Au fil de ses six épisodes, Kepler(s), qui devait à l'origine s'intituler Charon (en référence au nocher des Enfers de la mythologie grecque, évoqué à plusieurs reprises dans la série), tisse un récit qui tient en haleine, autant du côté de l'intrigue policière, qui multiplie les rebondissements, les moments choc, et les interrogations, que sur l'aspect plus personnel de la lutte de Kepler contre ses démons intérieurs. Car il est vrai que tout au long du premier épisode, assez lent, qui sert vraiment à poser les bases de l'histoire, une question s'impose forcément au téléspectateur : à quel moment les "passagers" qui habitent l'esprit du héros vont-ils finir par prendre le dessus, faisant ainsi possiblement vasciller l'enquête ?

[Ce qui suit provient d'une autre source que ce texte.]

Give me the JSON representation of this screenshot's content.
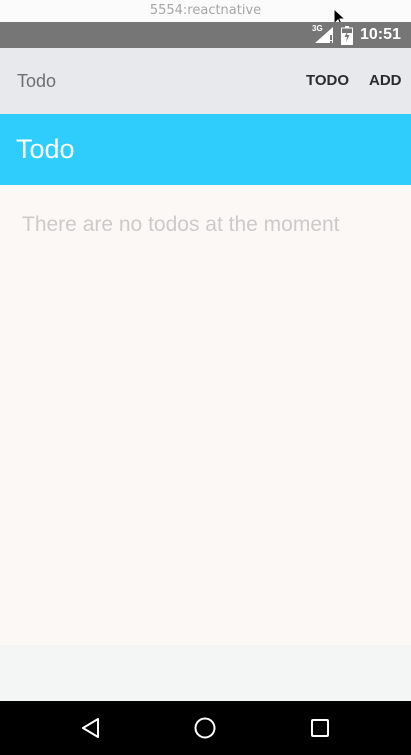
{
  "window": {
    "title": "5554:reactnative"
  },
  "status_bar": {
    "network_label": "3G",
    "time": "10:51",
    "icons": [
      "signal-icon",
      "battery-icon"
    ],
    "background": "#767676"
  },
  "toolbar": {
    "title": "Todo",
    "actions": [
      {
        "label": "TODO"
      },
      {
        "label": "ADD"
      }
    ],
    "background": "#e8e9ed"
  },
  "header": {
    "title": "Todo",
    "background": "#2fcdfb"
  },
  "content": {
    "empty_message": "There are no todos at the moment",
    "background": "#fcf8f5"
  },
  "nav_bar": {
    "buttons": [
      "back-icon",
      "home-icon",
      "recents-icon"
    ],
    "background": "#000000"
  }
}
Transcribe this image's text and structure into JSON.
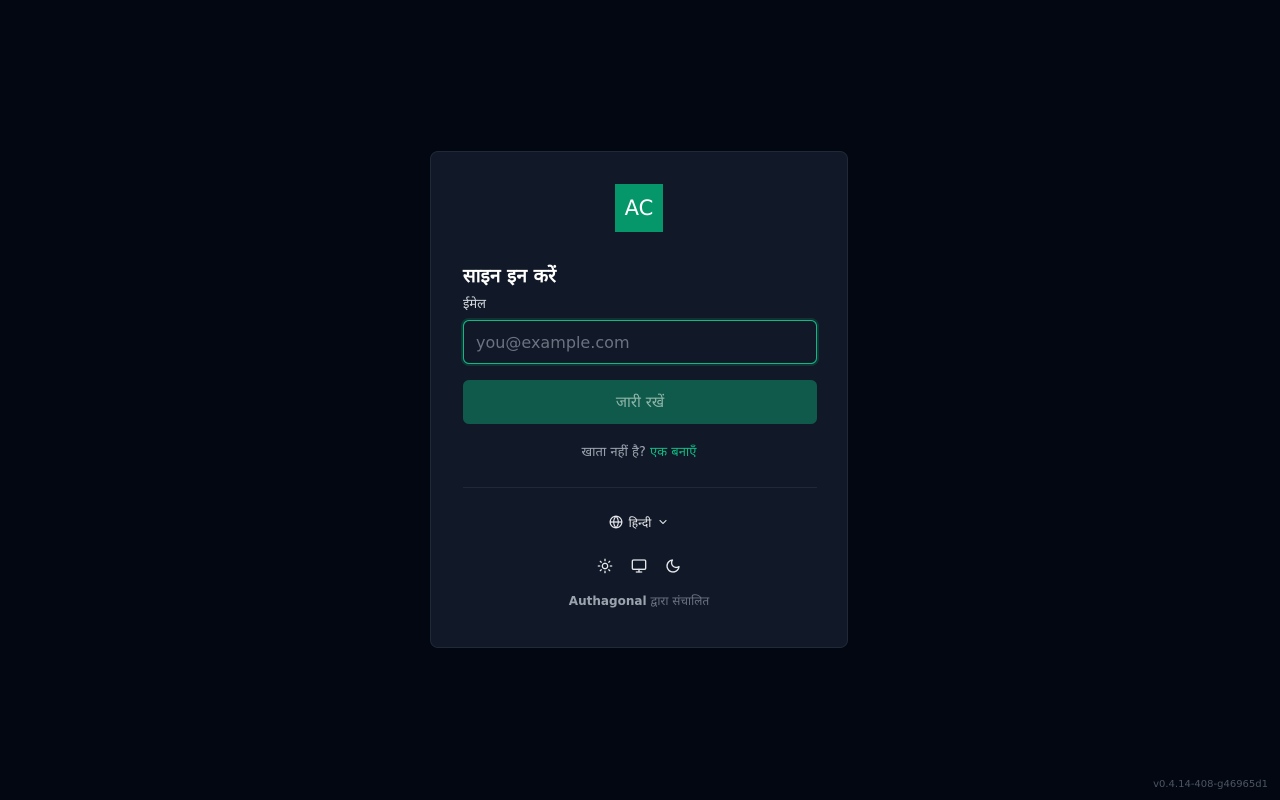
{
  "logo": {
    "text": "AC",
    "color": "#059669"
  },
  "form": {
    "title": "साइन इन करें",
    "email_label": "ईमेल",
    "email_placeholder": "you@example.com",
    "email_value": "",
    "continue_label": "जारी रखें"
  },
  "signup": {
    "prompt": "खाता नहीं है?",
    "link_label": "एक बनाएँ"
  },
  "language": {
    "icon": "globe-icon",
    "selected": "हिन्दी",
    "chevron_icon": "chevron-down-icon"
  },
  "theme": {
    "options": [
      {
        "name": "light",
        "icon": "sun-icon"
      },
      {
        "name": "system",
        "icon": "monitor-icon"
      },
      {
        "name": "dark",
        "icon": "moon-icon"
      }
    ]
  },
  "footer": {
    "brand": "Authagonal",
    "powered_suffix": "द्वारा संचालित"
  },
  "version": "v0.4.14-408-g46965d1",
  "colors": {
    "background": "#030712",
    "card": "#111827",
    "accent": "#10b981",
    "button": "#0f5a4a"
  }
}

Malheureusement, malgré un scénario bien ficelé qui nous pousse à attendre sa résolution, la série souffre d'une accumulation de clichés dont on se serait bien passé. En effet, si le cadre de Calais et de sa jungle apportent une atmosphère à part bienvenue, les migrants, le trafic des passeurs, ou encore les crimes commis par d'obscures milices xénophobes d'extrême droite ne semblent être présents, en toile de fond, que pour servir une déferlante de violence et de glauque peu subtile. Mais c'est finalement surtout du côté des séquences se déroulant à l'intérieur de la tête de Samuel Kepler que le bât blesse. Frédéric Schoendoerffer (Agents secrets, Truands, Le Convoi), dont la réalisation léchée et toute en tension est pourtant l'un des points forts de la série, a fait le choix de montrer concrètement à l'écran la lutte intérieure de Kepler, via des scènes durant lesquelles les "passagers", incarnés par différents comédiens, tentent de passer les barreaux d'une prison pour rejoindre leur hôte et ainsi quitter leur état de sommeil. Le résultat, quelque peu risible, n'ayant finalement pour effet que de nous pousser à affirmer que n'est pas Shyamalan qui veut et qu'un peu plus de mystère, ou en tout cas de nuances, aurait davantage servi le propos.
Mais malgré ces faux pas, les téléspectateurs de France 2 friands de polars devraient trouver leur compte dans cette nouvelle série qui ose l'originalité et est servie par une jolie distribution. Marc Lavoine et Sofia Esaïdi en tête, qui forment un duo de flics peu ordinaires convaincant, qui ont l'un comme l'autre leur particularité et leurs démons, et se complètent bien en dépit de leur différences. Rappelant ainsi par moments Broadchurch ou encore Tunnel. Ce sont indéniablement eux qui portent la série et, s'ils se débattent parfois comme ils peuvent avec ce qu'ils ont à jouer - on pense évidemment à Marc Lavoine durant les fameuses scènes avec les passagers de Kepler -, ils le font globalement très bien. À tel qu'on se dit qu'une saison 2, ou en tout cas une récurrence de ces deux personnages sur d'autres enquêtes, ne serait pas une mauvaise idée, même si tout porte à croire que Kepler(s) est et restera une mini-série bouclée.